Beauté du Diable (La chute)

L’idée de cette lumière tenue de Toi m’était insupportable. Ces dix mille étoiles à mon front par ton seul vouloir m’écorchaient comme une brûlure.  Je suis un ange qui sait la douleur.

Je tomberai avec un sifflement de serpent, avalé par la nuit qui est aussi ton œuvre. Ainsi entrerons-nous, ma rage et moi, dans les ténèbres.

À ton troupeau d’ailés louangeurs, il fallait quelqu’un qui s’oppose. J’ai dit « Me voici ». Ce n’est pas Ta volonté qui conduit ma révolte, c’est la mienne. Il y aura l’éternité de ma colère sur le monde, et les hommes auront peur.

En tombant, je deviens ton égal. Je deviens autre, l’Autre,  l’Adversaire. Ma délivrance de Toi ancrée dans l’amour des humains je descends.  Vois, je tombe déjà si profond que je leur deviens accessible ;  ils m’aimeront plus que Toi.

À ta paix béate je préfère le gouffre, riche de possibles, dense à traverser. Tête en bas, voici la joie à perdre l’étoile, les ailes, la beauté. Plus rien que ma nudité d’ange, l’air froid, la paix réelle à être plus loin de Toi chaque seconde, et, à chacune d’elle, la joie.

Dépoussiéré, enfin. Plus que le cœur du cœur de ce que je suis, plus de marque aux épaules, le front lisse de toute pierre. Plus rien de Toi, et autant de pouvoir.

À toi jamais rassasié de soumission, j’apporte enfin la rupture dans le fleuve Éternité. Je deviens Ton évènement. Ton cas.  Au moins, j’aurai choisi. Celui qui viendra un jour ne choisira rien et mourra sur une croix juste parce que Tu le veux. Quel père demanderait cela ? Et pourquoi ? Après son supplice, toi et moi savons que rien ne changera.

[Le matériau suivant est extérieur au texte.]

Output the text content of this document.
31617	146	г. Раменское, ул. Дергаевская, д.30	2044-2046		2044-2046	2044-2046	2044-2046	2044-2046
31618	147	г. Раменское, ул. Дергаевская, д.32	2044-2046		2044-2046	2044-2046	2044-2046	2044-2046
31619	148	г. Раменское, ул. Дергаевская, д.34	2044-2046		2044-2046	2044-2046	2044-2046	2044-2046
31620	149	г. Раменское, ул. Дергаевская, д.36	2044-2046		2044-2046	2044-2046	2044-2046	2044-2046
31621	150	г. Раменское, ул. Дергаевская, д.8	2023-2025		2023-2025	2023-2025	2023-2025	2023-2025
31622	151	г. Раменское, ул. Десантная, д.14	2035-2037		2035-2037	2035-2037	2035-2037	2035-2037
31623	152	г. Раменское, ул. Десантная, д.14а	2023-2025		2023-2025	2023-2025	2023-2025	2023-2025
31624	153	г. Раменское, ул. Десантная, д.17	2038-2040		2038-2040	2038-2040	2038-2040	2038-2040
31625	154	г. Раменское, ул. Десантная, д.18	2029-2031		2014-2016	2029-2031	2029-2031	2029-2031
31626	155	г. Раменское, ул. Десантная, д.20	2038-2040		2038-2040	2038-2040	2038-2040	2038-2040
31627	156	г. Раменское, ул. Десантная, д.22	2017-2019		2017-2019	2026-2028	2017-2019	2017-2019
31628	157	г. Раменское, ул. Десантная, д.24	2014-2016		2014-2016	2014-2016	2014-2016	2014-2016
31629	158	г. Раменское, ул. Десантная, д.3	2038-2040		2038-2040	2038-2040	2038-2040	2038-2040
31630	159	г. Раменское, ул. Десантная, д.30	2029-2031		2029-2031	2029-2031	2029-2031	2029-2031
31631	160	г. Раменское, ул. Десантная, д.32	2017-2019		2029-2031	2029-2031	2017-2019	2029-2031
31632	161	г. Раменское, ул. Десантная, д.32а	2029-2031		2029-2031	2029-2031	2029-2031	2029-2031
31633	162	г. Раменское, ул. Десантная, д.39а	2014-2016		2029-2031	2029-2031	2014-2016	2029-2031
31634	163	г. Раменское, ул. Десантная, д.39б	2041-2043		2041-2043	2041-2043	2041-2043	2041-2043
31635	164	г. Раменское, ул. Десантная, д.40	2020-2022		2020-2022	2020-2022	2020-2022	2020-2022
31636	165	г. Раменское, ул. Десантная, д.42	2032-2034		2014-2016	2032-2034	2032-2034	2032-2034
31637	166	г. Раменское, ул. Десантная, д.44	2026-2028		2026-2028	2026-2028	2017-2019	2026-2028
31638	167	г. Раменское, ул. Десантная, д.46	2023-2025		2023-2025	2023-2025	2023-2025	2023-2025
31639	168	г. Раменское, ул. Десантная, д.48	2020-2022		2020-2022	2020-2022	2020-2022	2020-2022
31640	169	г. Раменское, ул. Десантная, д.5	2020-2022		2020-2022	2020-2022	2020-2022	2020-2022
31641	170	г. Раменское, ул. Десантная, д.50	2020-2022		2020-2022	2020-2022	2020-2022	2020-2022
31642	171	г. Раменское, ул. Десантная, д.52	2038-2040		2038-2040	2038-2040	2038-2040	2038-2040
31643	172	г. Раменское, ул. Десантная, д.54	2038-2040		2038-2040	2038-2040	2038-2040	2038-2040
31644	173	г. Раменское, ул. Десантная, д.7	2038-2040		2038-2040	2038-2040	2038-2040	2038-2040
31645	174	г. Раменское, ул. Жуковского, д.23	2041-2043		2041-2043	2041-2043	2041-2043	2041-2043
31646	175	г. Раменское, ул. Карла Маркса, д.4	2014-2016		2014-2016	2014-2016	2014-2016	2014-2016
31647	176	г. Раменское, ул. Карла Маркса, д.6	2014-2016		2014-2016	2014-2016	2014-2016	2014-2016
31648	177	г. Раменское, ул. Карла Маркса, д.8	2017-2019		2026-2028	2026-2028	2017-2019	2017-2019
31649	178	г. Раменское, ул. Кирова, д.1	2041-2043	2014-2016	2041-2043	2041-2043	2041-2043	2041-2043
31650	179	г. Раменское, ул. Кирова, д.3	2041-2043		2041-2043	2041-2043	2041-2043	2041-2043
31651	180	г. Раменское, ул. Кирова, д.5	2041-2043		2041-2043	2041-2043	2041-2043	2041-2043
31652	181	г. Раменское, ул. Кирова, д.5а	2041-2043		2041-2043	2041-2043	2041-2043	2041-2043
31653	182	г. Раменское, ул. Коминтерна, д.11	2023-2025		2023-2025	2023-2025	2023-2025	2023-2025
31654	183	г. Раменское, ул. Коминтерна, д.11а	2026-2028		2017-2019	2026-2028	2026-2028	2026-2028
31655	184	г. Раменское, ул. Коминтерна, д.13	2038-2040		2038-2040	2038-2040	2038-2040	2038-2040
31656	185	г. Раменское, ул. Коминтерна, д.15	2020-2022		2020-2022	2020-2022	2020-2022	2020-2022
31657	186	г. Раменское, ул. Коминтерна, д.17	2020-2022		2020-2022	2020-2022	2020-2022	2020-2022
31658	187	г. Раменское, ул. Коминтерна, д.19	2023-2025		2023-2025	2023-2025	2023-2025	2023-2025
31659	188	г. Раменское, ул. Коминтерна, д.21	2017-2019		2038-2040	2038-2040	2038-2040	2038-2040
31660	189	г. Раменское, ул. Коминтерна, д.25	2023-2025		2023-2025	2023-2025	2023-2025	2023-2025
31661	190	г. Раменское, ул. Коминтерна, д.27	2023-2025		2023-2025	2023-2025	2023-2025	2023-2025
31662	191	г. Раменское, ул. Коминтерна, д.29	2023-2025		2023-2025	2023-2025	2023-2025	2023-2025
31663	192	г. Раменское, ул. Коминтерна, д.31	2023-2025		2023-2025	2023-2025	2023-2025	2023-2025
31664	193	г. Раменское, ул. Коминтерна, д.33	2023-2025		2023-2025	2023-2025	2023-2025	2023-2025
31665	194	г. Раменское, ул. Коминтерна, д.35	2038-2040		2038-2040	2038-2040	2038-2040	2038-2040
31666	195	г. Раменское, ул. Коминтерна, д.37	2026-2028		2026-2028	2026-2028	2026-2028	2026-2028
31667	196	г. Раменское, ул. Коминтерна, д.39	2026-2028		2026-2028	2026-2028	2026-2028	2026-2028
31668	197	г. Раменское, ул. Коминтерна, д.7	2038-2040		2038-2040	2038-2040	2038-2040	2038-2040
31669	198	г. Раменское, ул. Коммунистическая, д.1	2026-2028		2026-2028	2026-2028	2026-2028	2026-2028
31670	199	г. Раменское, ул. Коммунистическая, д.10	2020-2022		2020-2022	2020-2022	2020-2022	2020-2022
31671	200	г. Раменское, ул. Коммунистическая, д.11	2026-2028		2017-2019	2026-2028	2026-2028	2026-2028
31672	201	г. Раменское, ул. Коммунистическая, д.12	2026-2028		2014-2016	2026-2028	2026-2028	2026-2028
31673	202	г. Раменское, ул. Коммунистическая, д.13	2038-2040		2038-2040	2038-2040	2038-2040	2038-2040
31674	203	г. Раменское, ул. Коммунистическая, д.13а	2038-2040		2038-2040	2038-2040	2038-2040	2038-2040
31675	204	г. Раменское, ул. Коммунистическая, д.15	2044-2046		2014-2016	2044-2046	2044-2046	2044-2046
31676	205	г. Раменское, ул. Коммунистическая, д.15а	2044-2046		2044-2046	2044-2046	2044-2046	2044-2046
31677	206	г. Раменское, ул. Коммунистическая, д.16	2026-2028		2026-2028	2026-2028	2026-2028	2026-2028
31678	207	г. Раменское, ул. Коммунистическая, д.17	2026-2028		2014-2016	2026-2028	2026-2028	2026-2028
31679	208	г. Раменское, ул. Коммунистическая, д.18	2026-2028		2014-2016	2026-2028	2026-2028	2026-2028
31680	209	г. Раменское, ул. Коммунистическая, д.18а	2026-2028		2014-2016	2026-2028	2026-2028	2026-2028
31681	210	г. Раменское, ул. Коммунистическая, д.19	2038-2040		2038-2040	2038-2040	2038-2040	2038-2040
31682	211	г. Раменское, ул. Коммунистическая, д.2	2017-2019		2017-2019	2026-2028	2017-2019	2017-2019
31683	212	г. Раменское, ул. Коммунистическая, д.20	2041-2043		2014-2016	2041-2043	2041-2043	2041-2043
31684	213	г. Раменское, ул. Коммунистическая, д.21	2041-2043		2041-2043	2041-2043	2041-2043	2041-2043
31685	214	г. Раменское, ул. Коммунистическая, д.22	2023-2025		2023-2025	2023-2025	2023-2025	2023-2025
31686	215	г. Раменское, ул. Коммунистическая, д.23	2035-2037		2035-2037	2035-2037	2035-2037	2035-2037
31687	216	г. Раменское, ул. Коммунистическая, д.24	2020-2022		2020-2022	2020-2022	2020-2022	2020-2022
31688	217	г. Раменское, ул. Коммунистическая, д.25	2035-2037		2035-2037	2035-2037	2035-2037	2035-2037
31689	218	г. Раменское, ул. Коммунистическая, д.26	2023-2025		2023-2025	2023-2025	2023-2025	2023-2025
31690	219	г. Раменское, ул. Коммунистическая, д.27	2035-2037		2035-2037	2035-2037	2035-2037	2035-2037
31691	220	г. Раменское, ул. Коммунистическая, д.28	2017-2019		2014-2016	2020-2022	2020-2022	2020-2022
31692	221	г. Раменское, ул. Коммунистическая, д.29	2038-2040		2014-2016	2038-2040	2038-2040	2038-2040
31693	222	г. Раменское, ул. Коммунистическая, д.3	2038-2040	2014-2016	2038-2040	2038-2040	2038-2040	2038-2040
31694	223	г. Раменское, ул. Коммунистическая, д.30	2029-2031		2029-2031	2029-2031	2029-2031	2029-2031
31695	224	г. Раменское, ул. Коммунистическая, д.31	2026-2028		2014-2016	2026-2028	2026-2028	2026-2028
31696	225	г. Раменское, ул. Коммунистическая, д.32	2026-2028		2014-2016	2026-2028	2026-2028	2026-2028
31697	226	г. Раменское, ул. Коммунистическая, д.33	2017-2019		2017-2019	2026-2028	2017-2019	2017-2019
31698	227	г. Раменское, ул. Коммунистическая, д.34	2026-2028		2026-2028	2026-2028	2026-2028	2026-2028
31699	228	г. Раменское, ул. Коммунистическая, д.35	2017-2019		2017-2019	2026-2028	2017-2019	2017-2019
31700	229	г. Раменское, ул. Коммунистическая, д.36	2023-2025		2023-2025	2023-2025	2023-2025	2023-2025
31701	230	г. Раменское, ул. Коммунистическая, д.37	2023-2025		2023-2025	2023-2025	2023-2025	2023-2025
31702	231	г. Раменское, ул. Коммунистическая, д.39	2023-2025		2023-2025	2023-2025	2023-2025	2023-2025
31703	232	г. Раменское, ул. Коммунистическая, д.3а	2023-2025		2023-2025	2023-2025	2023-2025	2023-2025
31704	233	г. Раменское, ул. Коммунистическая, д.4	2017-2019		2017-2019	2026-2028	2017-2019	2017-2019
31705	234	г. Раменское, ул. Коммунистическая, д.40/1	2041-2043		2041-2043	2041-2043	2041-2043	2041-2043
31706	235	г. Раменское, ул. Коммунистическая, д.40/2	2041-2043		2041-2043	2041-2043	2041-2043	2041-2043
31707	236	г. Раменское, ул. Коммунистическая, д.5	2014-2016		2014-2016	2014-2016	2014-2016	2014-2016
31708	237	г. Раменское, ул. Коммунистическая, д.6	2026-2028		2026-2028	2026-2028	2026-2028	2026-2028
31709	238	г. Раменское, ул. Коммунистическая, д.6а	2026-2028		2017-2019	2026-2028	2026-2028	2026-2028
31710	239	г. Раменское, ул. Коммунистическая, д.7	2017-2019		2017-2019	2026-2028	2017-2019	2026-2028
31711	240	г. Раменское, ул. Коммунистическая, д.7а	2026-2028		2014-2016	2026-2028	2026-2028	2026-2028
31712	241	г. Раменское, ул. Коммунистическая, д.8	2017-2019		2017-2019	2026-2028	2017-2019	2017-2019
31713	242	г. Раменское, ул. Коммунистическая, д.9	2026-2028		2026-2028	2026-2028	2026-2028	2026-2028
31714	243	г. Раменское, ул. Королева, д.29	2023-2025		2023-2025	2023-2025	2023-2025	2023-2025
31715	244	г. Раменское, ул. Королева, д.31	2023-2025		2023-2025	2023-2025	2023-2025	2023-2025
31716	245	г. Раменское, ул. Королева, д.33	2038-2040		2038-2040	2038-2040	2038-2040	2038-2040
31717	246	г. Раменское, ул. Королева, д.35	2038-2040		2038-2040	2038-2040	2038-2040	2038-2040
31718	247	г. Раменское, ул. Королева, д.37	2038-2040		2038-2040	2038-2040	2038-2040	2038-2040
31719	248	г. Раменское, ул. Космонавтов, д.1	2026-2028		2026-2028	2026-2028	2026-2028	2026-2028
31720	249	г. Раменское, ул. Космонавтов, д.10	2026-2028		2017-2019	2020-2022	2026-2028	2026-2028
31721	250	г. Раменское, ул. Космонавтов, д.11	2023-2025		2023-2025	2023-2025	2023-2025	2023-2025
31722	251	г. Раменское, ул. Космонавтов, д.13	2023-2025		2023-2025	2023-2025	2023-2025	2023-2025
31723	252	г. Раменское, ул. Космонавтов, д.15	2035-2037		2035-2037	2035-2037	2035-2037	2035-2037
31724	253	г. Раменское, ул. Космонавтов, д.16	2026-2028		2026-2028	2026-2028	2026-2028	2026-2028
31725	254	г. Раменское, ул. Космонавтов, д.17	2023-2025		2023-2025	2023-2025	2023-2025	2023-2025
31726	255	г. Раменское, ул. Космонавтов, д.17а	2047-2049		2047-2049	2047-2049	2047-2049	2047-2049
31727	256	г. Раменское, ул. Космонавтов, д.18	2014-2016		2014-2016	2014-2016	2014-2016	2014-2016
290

Les humains sont fragiles, irritants, prévisibles, geignards, mais ce sont de merveilleux vivants. Je serai une silhouette, je le suis déjà, l’ange que je demeure ne fera que respirer, mais ils se réchaufferont à ce souffle-là. J’incarnerai Ton abandon, comme le noir n’est pas la couleur mais son absence.

Je serai là, comme je l’ai toujours été, d’une façon ou d ‘une autre, ce qui fait de moi Ton pareil.

Et tu te tairas. Tu ne sais rien faire d’autre.